Katie nodded, her expression unreadable. “You would make a terrible hero. And you want to be a team coordinator? How are you supposed to help an alpha team if you don’t trust them to do their jobs competently? If you think they are all aiming to stab you in the back?”
I shrugged and opened the door now that the temperature was below one-fifty. “I don’t really know. It’s a problem I have been working on, but as I learn more about how the system works, and more about alphas in general, it’s getting even worse, not better. My paranoia has its own paranoia.”
Katie looked thoughtful. “Tell you what. I am already working hard on Quietcode. How about this? You already know how to shut my powers down hard. Hell, you have practically been inside my body and my head, and even after the accident, I will freely admit that was almost better than sex. If I can get her to agree to giving your armor systems a shot, how about you reward me by taking me on a date?”

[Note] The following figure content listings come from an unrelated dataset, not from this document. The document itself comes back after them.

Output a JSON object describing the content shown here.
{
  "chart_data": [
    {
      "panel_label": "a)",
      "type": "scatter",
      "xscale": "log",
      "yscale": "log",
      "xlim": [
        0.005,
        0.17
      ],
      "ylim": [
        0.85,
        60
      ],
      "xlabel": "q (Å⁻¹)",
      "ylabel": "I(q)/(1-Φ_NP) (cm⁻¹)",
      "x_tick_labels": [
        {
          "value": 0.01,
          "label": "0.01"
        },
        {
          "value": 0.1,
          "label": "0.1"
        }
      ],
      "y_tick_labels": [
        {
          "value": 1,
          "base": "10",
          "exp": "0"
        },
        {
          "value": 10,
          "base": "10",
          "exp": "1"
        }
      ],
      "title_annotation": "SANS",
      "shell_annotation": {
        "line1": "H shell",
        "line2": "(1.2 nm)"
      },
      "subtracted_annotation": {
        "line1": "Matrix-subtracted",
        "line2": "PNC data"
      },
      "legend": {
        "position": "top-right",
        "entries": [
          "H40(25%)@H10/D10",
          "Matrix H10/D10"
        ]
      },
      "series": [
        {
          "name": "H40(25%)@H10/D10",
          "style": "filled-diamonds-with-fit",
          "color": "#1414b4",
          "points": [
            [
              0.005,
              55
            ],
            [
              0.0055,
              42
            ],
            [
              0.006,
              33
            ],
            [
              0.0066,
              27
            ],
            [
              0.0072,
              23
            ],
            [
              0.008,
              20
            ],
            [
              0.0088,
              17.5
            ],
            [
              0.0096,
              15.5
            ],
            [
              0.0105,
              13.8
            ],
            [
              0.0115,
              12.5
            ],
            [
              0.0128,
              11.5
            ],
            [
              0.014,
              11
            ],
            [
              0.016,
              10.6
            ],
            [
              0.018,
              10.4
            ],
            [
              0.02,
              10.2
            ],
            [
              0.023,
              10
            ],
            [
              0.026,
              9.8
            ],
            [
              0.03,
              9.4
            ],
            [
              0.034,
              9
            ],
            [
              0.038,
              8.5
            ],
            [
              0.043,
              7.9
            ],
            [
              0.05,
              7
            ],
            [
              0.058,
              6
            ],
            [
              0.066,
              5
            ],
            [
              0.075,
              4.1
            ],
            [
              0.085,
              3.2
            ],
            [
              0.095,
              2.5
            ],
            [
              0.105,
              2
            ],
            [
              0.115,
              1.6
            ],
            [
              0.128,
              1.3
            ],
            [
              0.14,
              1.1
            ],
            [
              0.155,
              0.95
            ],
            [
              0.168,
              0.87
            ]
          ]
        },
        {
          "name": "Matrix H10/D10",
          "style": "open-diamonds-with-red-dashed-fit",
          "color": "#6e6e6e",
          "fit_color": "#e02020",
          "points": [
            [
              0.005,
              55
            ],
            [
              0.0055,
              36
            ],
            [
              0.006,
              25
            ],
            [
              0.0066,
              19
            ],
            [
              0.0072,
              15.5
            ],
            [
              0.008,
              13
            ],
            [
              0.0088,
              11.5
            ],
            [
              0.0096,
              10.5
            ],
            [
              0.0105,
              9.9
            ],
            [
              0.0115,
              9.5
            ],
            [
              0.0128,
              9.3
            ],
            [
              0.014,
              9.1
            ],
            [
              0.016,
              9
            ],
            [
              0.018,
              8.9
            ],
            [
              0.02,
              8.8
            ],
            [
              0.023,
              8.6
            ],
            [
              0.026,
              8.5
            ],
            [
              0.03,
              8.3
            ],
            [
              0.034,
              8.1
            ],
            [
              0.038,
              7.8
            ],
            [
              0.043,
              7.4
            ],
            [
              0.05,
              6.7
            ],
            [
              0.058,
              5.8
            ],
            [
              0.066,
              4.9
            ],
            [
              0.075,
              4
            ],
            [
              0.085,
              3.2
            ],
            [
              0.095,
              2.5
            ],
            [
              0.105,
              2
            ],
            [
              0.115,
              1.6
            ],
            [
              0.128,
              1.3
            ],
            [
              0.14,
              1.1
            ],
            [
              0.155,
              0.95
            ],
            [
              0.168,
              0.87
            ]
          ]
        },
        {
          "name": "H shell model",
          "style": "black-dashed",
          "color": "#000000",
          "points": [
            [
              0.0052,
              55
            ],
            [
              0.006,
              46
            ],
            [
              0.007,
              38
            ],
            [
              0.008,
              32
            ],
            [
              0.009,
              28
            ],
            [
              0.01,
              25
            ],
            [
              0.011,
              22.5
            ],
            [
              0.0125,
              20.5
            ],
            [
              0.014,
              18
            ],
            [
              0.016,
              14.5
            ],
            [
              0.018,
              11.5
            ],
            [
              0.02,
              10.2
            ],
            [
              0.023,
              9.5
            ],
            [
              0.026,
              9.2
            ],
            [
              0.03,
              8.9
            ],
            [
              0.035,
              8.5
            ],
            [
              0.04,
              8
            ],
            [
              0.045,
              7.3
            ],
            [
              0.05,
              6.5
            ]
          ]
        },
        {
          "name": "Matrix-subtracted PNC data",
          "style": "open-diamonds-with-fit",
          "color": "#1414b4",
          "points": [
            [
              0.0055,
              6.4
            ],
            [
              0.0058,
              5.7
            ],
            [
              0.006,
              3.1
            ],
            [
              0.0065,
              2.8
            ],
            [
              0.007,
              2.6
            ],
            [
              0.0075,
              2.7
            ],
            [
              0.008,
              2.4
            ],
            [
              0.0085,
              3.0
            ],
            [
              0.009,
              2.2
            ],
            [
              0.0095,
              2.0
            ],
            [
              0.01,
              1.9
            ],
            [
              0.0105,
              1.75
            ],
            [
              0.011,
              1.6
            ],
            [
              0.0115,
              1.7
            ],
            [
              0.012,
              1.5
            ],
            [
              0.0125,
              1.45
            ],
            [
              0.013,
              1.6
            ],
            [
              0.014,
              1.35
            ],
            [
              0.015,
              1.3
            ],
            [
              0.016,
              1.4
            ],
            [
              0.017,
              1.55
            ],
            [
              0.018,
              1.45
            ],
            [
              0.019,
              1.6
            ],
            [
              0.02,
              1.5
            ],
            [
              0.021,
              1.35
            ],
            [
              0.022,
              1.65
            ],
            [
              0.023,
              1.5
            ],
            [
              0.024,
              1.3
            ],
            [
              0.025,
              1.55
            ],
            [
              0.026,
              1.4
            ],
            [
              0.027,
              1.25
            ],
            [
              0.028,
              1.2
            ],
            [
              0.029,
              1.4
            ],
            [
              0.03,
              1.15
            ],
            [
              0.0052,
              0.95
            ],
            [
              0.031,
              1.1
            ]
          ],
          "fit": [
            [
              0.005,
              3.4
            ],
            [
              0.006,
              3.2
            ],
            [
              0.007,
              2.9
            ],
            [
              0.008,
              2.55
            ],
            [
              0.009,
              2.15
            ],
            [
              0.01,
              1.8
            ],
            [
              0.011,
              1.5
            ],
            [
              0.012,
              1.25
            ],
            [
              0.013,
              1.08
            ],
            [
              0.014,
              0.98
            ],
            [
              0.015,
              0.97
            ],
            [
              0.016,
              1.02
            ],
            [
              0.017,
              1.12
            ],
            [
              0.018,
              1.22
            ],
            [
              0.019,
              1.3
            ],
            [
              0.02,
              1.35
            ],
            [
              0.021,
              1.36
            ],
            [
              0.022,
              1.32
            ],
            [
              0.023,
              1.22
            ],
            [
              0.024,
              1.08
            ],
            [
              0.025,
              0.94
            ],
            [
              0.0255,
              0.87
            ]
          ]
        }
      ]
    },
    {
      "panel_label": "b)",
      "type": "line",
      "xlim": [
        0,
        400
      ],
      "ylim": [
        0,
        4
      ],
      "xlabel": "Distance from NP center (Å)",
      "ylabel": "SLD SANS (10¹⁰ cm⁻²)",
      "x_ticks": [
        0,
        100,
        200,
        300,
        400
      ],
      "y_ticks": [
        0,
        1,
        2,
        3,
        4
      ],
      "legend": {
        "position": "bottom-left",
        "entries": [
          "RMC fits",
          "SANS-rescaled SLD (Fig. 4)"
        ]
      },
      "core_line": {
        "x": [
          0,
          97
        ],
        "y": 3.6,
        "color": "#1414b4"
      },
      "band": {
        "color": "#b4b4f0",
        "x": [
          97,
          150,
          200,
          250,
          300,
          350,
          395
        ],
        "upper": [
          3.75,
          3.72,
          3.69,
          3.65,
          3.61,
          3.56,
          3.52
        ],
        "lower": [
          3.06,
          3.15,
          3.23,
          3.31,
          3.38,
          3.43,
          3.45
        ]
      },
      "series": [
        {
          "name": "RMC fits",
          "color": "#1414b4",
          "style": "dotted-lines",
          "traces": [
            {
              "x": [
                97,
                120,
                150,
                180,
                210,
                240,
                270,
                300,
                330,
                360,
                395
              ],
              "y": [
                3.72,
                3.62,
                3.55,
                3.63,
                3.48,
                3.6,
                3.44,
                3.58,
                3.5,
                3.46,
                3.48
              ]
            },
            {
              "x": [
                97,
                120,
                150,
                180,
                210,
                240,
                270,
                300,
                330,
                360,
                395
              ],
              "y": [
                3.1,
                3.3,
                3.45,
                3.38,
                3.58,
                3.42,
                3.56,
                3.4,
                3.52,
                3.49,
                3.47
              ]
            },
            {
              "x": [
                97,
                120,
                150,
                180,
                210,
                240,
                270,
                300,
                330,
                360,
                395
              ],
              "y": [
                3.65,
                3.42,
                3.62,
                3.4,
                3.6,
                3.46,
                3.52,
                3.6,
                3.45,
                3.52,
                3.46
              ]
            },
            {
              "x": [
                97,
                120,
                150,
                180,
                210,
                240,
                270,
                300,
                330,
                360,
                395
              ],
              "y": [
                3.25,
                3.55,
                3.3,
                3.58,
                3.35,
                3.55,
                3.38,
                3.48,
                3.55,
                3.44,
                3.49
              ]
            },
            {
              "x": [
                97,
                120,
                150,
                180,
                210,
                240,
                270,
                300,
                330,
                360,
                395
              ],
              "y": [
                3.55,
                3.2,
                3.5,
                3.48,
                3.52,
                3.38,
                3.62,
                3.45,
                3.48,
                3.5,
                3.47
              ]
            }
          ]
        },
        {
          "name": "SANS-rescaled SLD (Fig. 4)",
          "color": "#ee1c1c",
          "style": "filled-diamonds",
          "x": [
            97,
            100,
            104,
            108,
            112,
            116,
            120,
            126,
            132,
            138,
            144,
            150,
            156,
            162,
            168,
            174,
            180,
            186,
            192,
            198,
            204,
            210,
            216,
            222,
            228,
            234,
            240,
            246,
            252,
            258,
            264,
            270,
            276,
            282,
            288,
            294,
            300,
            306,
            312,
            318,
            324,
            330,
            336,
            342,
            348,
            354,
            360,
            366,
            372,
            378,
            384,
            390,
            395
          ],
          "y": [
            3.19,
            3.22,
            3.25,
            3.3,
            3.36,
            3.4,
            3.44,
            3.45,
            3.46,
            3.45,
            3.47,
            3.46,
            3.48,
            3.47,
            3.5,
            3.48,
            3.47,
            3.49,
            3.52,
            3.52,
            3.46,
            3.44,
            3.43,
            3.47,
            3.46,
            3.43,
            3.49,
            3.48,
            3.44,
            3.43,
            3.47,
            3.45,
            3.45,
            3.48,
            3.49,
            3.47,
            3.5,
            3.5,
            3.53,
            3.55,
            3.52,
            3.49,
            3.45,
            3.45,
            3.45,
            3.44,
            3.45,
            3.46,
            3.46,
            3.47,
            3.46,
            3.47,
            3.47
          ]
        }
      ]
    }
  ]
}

I laughed, a genuine one this time. “Compelling offer, but there’s one glaring, wallet-shaped problem.”
“What would that be?”
I started peeling off my mask, the cooler air feeling like a blessing. “I am completely broke. As in, a full-ride scholarship and meals in the cafeteria every single day broke. My assets were frozen after my ‘villainous’ activities, and my civilian identity has the credit score of a ghost. Right now, I could barely afford to take you out for a hot dog in the park, let alone a date worthy of a Phoenix Team leader. I’d have to pay for the hot dog with exposure.”